Simply put, nurturing a unicorn into an industry giant in today's consumer electronics sector is no easy feat unless true breakthroughs in foundational technologies are achieved.

This means Insta360 faces not a simple choice between 'increasing R&D' or 'improving cost efficiency' but a more fundamental strategic decision: whether to accept the application-layer innovation ceiling under current scale constraints and concentrate R&D resources on a few areas with potential for differentiation—such as exploring uncharted territories at the intersection of panoramic stitching and computational photography—or to accelerate infrastructure gaps, like sensors and underlying computing power, through capital measures and industrial cooperation to fundamentally rewrite competition rules. Regardless of the path, the premise is acknowledging a fact: under the current industrial landscape, more 'decoration-level' R&D investment cannot answer growth questions.

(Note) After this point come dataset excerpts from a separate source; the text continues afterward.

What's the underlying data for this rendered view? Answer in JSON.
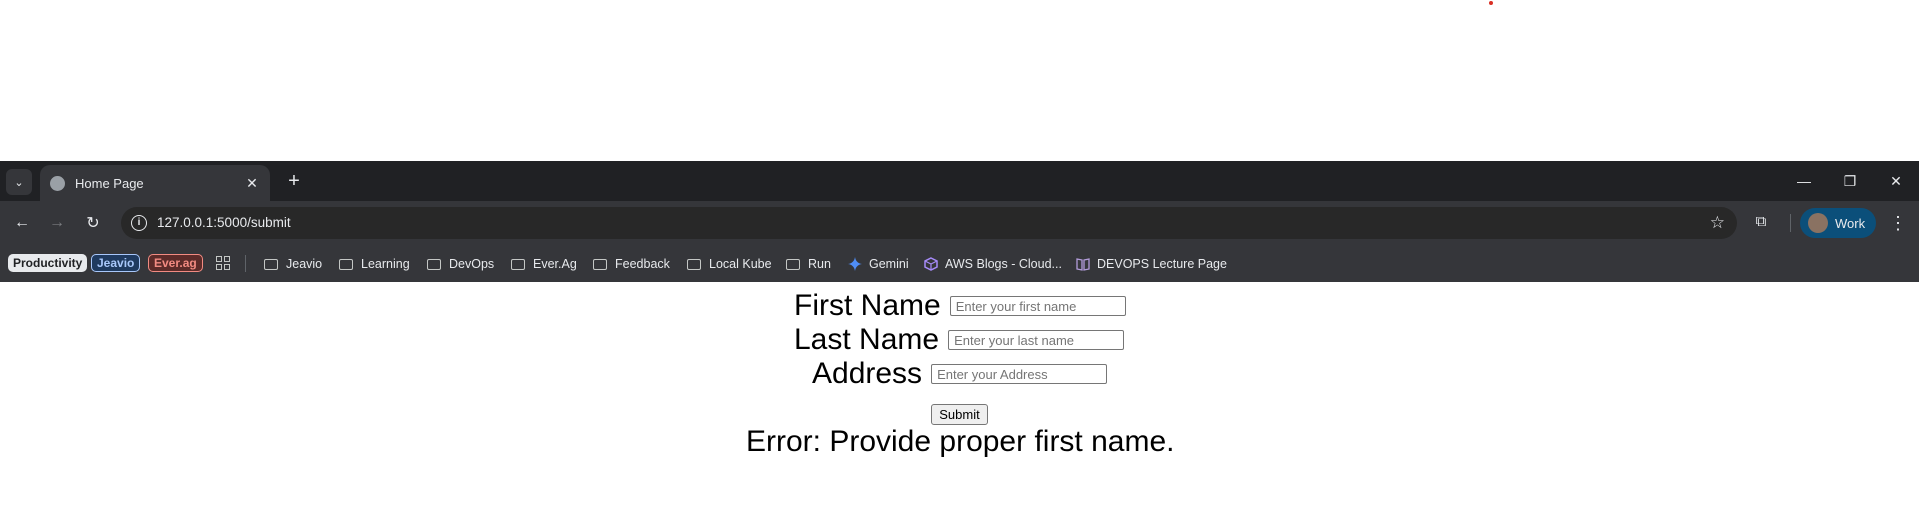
{
  "browser": {
    "tab": {
      "title": "Home Page",
      "close_glyph": "✕"
    },
    "tab_search_glyph": "⌄",
    "new_tab_glyph": "+",
    "window_controls": {
      "minimize": "—",
      "restore": "❐",
      "close": "✕"
    },
    "nav": {
      "back": "←",
      "forward": "→",
      "reload": "↻"
    },
    "address": {
      "url": "127.0.0.1:5000/submit",
      "info_glyph": "i",
      "star_glyph": "☆"
    },
    "extensions_glyph": "⧉",
    "profile": {
      "label": "Work"
    },
    "menu_glyph": "⋮",
    "bookmarks": {
      "chips": [
        {
          "label": "Productivity",
          "bg": "#e8eaed",
          "fg": "#202124",
          "border": "#e8eaed"
        },
        {
          "label": "Jeavio",
          "bg": "#1f3a5f",
          "fg": "#a8c7fa",
          "border": "#a8c7fa"
        },
        {
          "label": "Ever.ag",
          "bg": "#5c2b29",
          "fg": "#f28b82",
          "border": "#f28b82"
        }
      ],
      "folders": [
        "Jeavio",
        "Learning",
        "DevOps",
        "Ever.Ag",
        "Feedback",
        "Local Kube",
        "Run"
      ],
      "links": [
        {
          "label": "Gemini",
          "icon": "gemini-icon"
        },
        {
          "label": "AWS Blogs - Cloud...",
          "icon": "cube-icon"
        },
        {
          "label": "DEVOPS Lecture Page",
          "icon": "book-icon"
        }
      ]
    }
  },
  "form": {
    "first_name": {
      "label": "First Name",
      "placeholder": "Enter your first name",
      "value": ""
    },
    "last_name": {
      "label": "Last Name",
      "placeholder": "Enter your last name",
      "value": ""
    },
    "address": {
      "label": "Address",
      "placeholder": "Enter your Address",
      "value": ""
    },
    "submit_label": "Submit",
    "error": "Error: Provide proper first name."
  }
}
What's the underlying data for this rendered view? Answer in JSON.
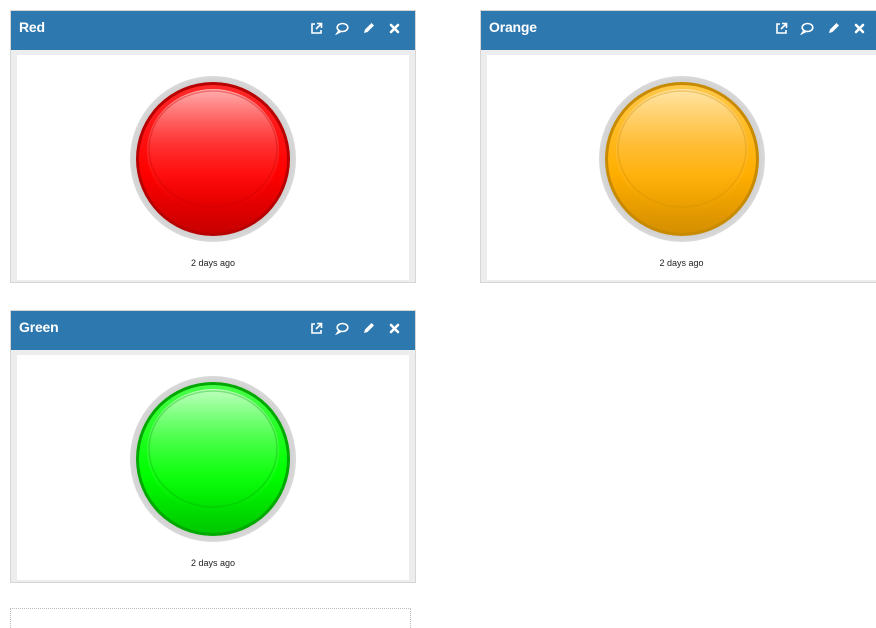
{
  "widgets": [
    {
      "id": "red",
      "title": "Red",
      "status": "red",
      "color": "#ff0000",
      "timestamp": "2 days ago",
      "tools": [
        "external-link-icon",
        "comment-icon",
        "pencil-icon",
        "close-icon"
      ]
    },
    {
      "id": "orange",
      "title": "Orange",
      "status": "orange",
      "color": "#ffae00",
      "timestamp": "2 days ago",
      "tools": [
        "external-link-icon",
        "comment-icon",
        "pencil-icon",
        "close-icon"
      ]
    },
    {
      "id": "green",
      "title": "Green",
      "status": "green",
      "color": "#00ff00",
      "timestamp": "2 days ago",
      "tools": [
        "external-link-icon",
        "comment-icon",
        "pencil-icon",
        "close-icon"
      ]
    }
  ],
  "theme": {
    "header_color": "#2e78b0",
    "header_text_color": "#ffffff"
  }
}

This is a difficult and lengthy journey requiring long-term patience and sustained investment, with no obvious short-term returns. Yet, it is the only path to building irreplaceable competitive barriers and achieving long-term sustainable development.

The drums of the 618 promotion have sounded, and Luna Ultra's market performance will soon be revealed.

The 618 window is short, but the questions Insta360 must answer are long. Luna Ultra may prove the company can create a good product, but it cannot prove true pricing power or barriers in the industry. The factors that truly determine these outcomes are the long-term variables worthy of attention.